Compher has been waiting for a jury trial for almost a decade since the debate surrounding his level of competency first began, which in 2022 culminated with 6th District Judge Stephen Dunn declaring Compher to be intellectually disabled to a degree that would make it cruel and unusual punishment for him to face the death penalty.
Dunn retired in 2020 but remained on the case to rule on the intellectual disability claim and then had the case reassigned to Gabiola.
The process first involved determining whether or not Compher was competent enough to understand the proceedings against him. In Idaho, there is not a defense for being clinically insane.
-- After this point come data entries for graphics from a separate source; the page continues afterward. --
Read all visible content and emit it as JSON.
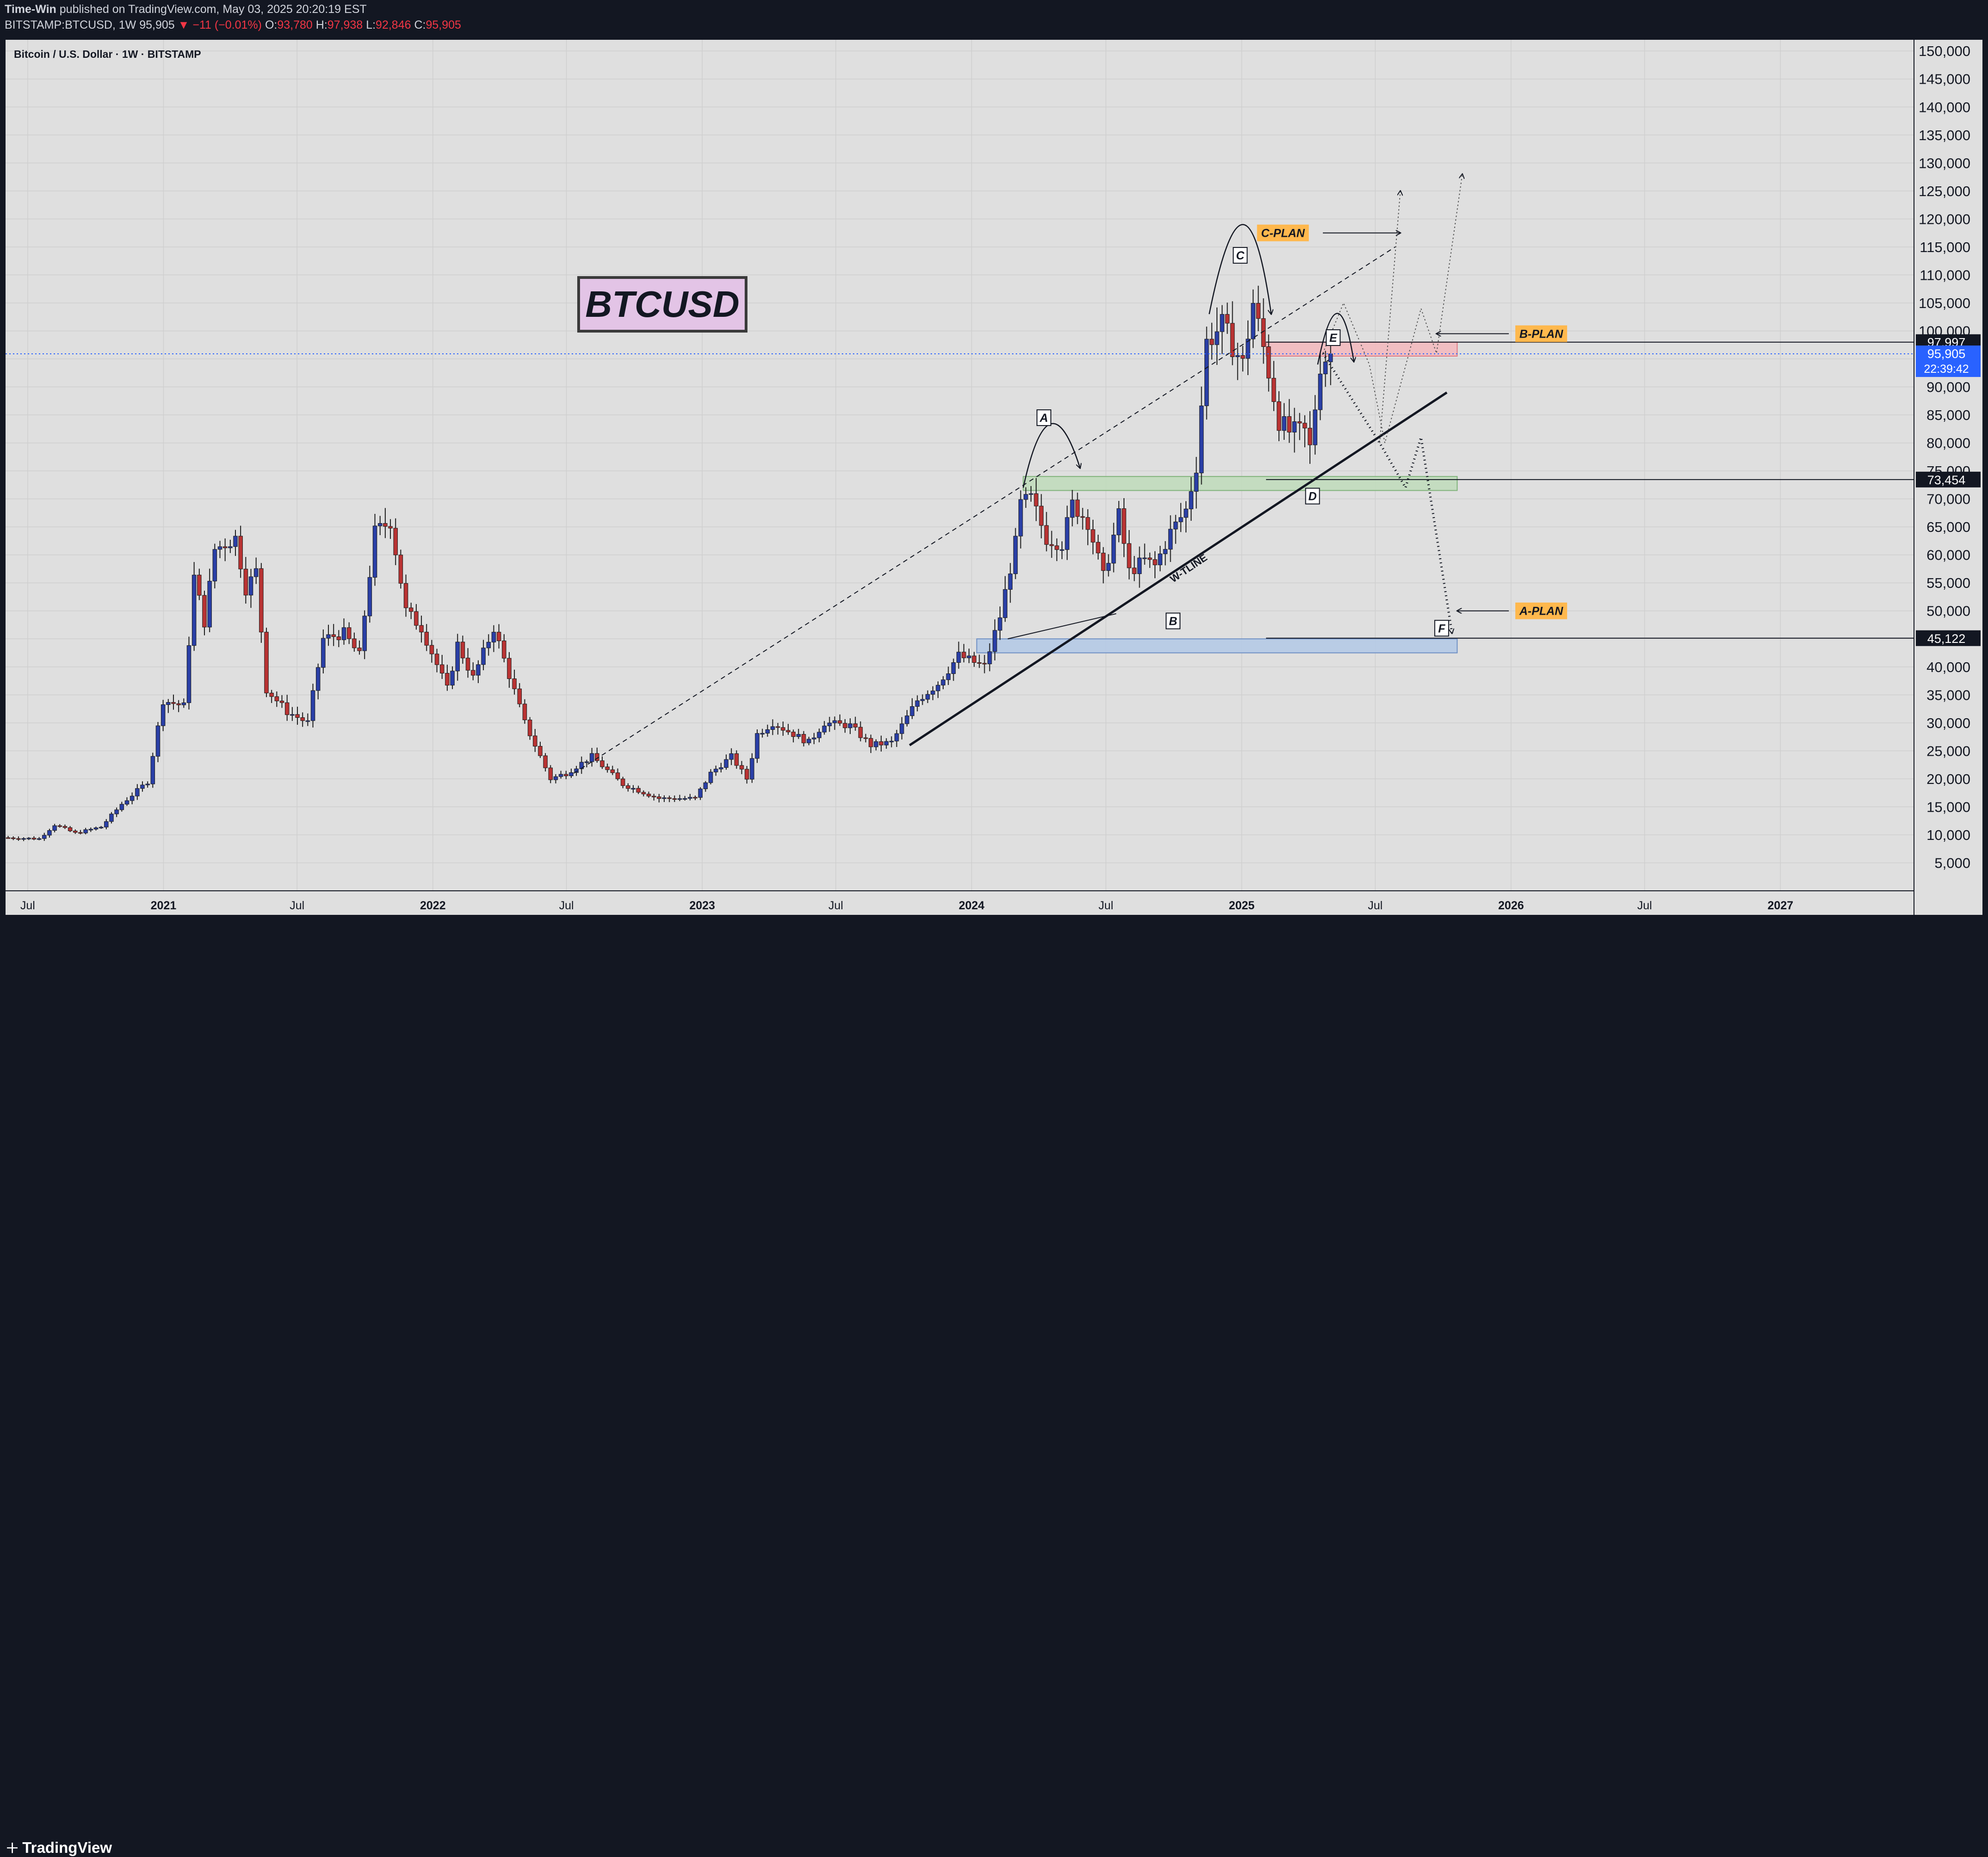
{
  "header": {
    "author": "Time-Win",
    "published": "published on TradingView.com, May 03, 2025 20:20:19 EST",
    "symbol": "BITSTAMP:BTCUSD, 1W",
    "last": "95,905",
    "change": "▼ −11 (−0.01%)",
    "o_label": "O:",
    "o_value": "93,780",
    "h_label": "H:",
    "h_value": "97,938",
    "l_label": "L:",
    "l_value": "92,846",
    "c_label": "C:",
    "c_value": "95,905"
  },
  "footer": {
    "brand": "TradingView"
  },
  "colors": {
    "background": "#dfdfdf",
    "bull": "#2a3fa6",
    "bear": "#b93333",
    "zone_red": "#f4b9bd",
    "zone_green": "#bfdcbb",
    "zone_blue": "#b3c9e6",
    "plan_label": "#ffb84d",
    "price_tag": "#2962ff"
  },
  "chart_data": {
    "type": "candlestick",
    "title": "Bitcoin / U.S. Dollar · 1W · BITSTAMP",
    "xrange": [
      "2020-06",
      "2027-07"
    ],
    "ylim": [
      0,
      152000
    ],
    "y_ticks": [
      5000,
      10000,
      15000,
      20000,
      25000,
      30000,
      35000,
      40000,
      45000,
      50000,
      55000,
      60000,
      65000,
      70000,
      75000,
      80000,
      85000,
      90000,
      95000,
      100000,
      105000,
      110000,
      115000,
      120000,
      125000,
      130000,
      135000,
      140000,
      145000,
      150000
    ],
    "x_ticks": [
      {
        "label": "Jul",
        "t": "2020-07",
        "year": false
      },
      {
        "label": "2021",
        "t": "2021-01",
        "year": true
      },
      {
        "label": "Jul",
        "t": "2021-07",
        "year": false
      },
      {
        "label": "2022",
        "t": "2022-01",
        "year": true
      },
      {
        "label": "Jul",
        "t": "2022-07",
        "year": false
      },
      {
        "label": "2023",
        "t": "2023-01",
        "year": true
      },
      {
        "label": "Jul",
        "t": "2023-07",
        "year": false
      },
      {
        "label": "2024",
        "t": "2024-01",
        "year": true
      },
      {
        "label": "Jul",
        "t": "2024-07",
        "year": false
      },
      {
        "label": "2025",
        "t": "2025-01",
        "year": true
      },
      {
        "label": "Jul",
        "t": "2025-07",
        "year": false
      },
      {
        "label": "2026",
        "t": "2026-01",
        "year": true
      },
      {
        "label": "Jul",
        "t": "2026-07",
        "year": false
      },
      {
        "label": "2027",
        "t": "2027-01",
        "year": true
      }
    ],
    "price_path": [
      [
        "2020-06-01",
        9500
      ],
      [
        "2020-07-20",
        9300
      ],
      [
        "2020-08-10",
        11800
      ],
      [
        "2020-09-07",
        10300
      ],
      [
        "2020-10-12",
        11400
      ],
      [
        "2020-11-09",
        15500
      ],
      [
        "2020-12-14",
        19500
      ],
      [
        "2021-01-04",
        34000
      ],
      [
        "2021-02-01",
        33000
      ],
      [
        "2021-02-15",
        56000
      ],
      [
        "2021-03-01",
        48000
      ],
      [
        "2021-03-15",
        61000
      ],
      [
        "2021-04-12",
        63000
      ],
      [
        "2021-04-26",
        54000
      ],
      [
        "2021-05-10",
        57000
      ],
      [
        "2021-05-24",
        36000
      ],
      [
        "2021-06-21",
        32000
      ],
      [
        "2021-07-19",
        30000
      ],
      [
        "2021-08-09",
        45000
      ],
      [
        "2021-09-06",
        46000
      ],
      [
        "2021-09-27",
        42000
      ],
      [
        "2021-10-18",
        64000
      ],
      [
        "2021-11-08",
        66000
      ],
      [
        "2021-11-29",
        50000
      ],
      [
        "2021-12-20",
        47000
      ],
      [
        "2022-01-24",
        36000
      ],
      [
        "2022-02-07",
        44000
      ],
      [
        "2022-02-28",
        38000
      ],
      [
        "2022-03-28",
        47000
      ],
      [
        "2022-05-09",
        30000
      ],
      [
        "2022-06-13",
        20000
      ],
      [
        "2022-07-04",
        21000
      ],
      [
        "2022-08-08",
        24000
      ],
      [
        "2022-09-19",
        19000
      ],
      [
        "2022-11-07",
        16500
      ],
      [
        "2022-12-26",
        16500
      ],
      [
        "2023-01-16",
        21000
      ],
      [
        "2023-02-13",
        24000
      ],
      [
        "2023-03-06",
        20000
      ],
      [
        "2023-03-20",
        28000
      ],
      [
        "2023-04-10",
        30000
      ],
      [
        "2023-05-29",
        26500
      ],
      [
        "2023-06-19",
        30000
      ],
      [
        "2023-07-24",
        29500
      ],
      [
        "2023-08-21",
        26000
      ],
      [
        "2023-09-18",
        26500
      ],
      [
        "2023-10-23",
        34000
      ],
      [
        "2023-11-20",
        37000
      ],
      [
        "2023-12-18",
        42000
      ],
      [
        "2024-01-22",
        40000
      ],
      [
        "2024-02-12",
        49000
      ],
      [
        "2024-03-04",
        62000
      ],
      [
        "2024-03-11",
        69000
      ],
      [
        "2024-03-25",
        70000
      ],
      [
        "2024-04-15",
        63000
      ],
      [
        "2024-05-06",
        62000
      ],
      [
        "2024-05-20",
        69000
      ],
      [
        "2024-06-10",
        66000
      ],
      [
        "2024-07-01",
        56000
      ],
      [
        "2024-07-22",
        67000
      ],
      [
        "2024-08-05",
        57000
      ],
      [
        "2024-08-26",
        59000
      ],
      [
        "2024-09-09",
        58000
      ],
      [
        "2024-09-30",
        64000
      ],
      [
        "2024-10-21",
        68000
      ],
      [
        "2024-11-04",
        76000
      ],
      [
        "2024-11-18",
        98000
      ],
      [
        "2024-12-09",
        101000
      ],
      [
        "2025-01-06",
        94000
      ],
      [
        "2025-01-20",
        105000
      ],
      [
        "2025-02-03",
        97000
      ],
      [
        "2025-02-24",
        84000
      ],
      [
        "2025-03-10",
        82000
      ],
      [
        "2025-03-31",
        82000
      ],
      [
        "2025-04-07",
        79000
      ],
      [
        "2025-04-21",
        94000
      ],
      [
        "2025-05-03",
        95905
      ]
    ],
    "levels": [
      {
        "label": "97,997",
        "value": 97997
      },
      {
        "label": "73,454",
        "value": 73454
      },
      {
        "label": "45,122",
        "value": 45122
      }
    ],
    "current_price": {
      "label": "95,905",
      "value": 95905,
      "countdown": "22:39:42"
    },
    "zones": [
      {
        "name": "red",
        "from": "2025-02-03",
        "to": "2025-10-20",
        "low": 95500,
        "high": 98000
      },
      {
        "name": "green",
        "from": "2024-03-11",
        "to": "2025-10-20",
        "low": 71500,
        "high": 74000
      },
      {
        "name": "blue",
        "from": "2024-01-08",
        "to": "2025-10-20",
        "low": 42500,
        "high": 45000
      }
    ],
    "annotations": {
      "stamp": "BTCUSD",
      "wline_label": "W-TLINE",
      "points": [
        "A",
        "B",
        "C",
        "D",
        "E",
        "F"
      ],
      "plans": [
        "C-PLAN",
        "B-PLAN",
        "A-PLAN"
      ]
    }
  }
}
Instead courts must prove that a defendant is capable of criminal intent and can understand the charges against them and the court proceedings.
A defendant will remain in the custody of the Idaho Department of Health and Welfare, in some cases at an Idaho Department of Correction facility as was the case with Compher, until the individual is deemed competent enough to stand trial.
After Dunn declared Compher competent to stand trial in July 2019, the debate began surrounding the level of Compher’s competency and whether sentencing him to death would be a violation of his rights under the Eighth Amendment to the United States Constitution.
Compher was ultimately declared intellectually disabled in April 2022 after numerous motion hearings and requests for experts to testify on behalf of the Bannock County Prosecutor’s Office and Compher’s defense team.
With the death penalty off the table, Compher still faces the possibility of a life sentence if convicted of the felony first-degree murder charge.
Compher is due back in court on Sept. 25 for a pretrial conference.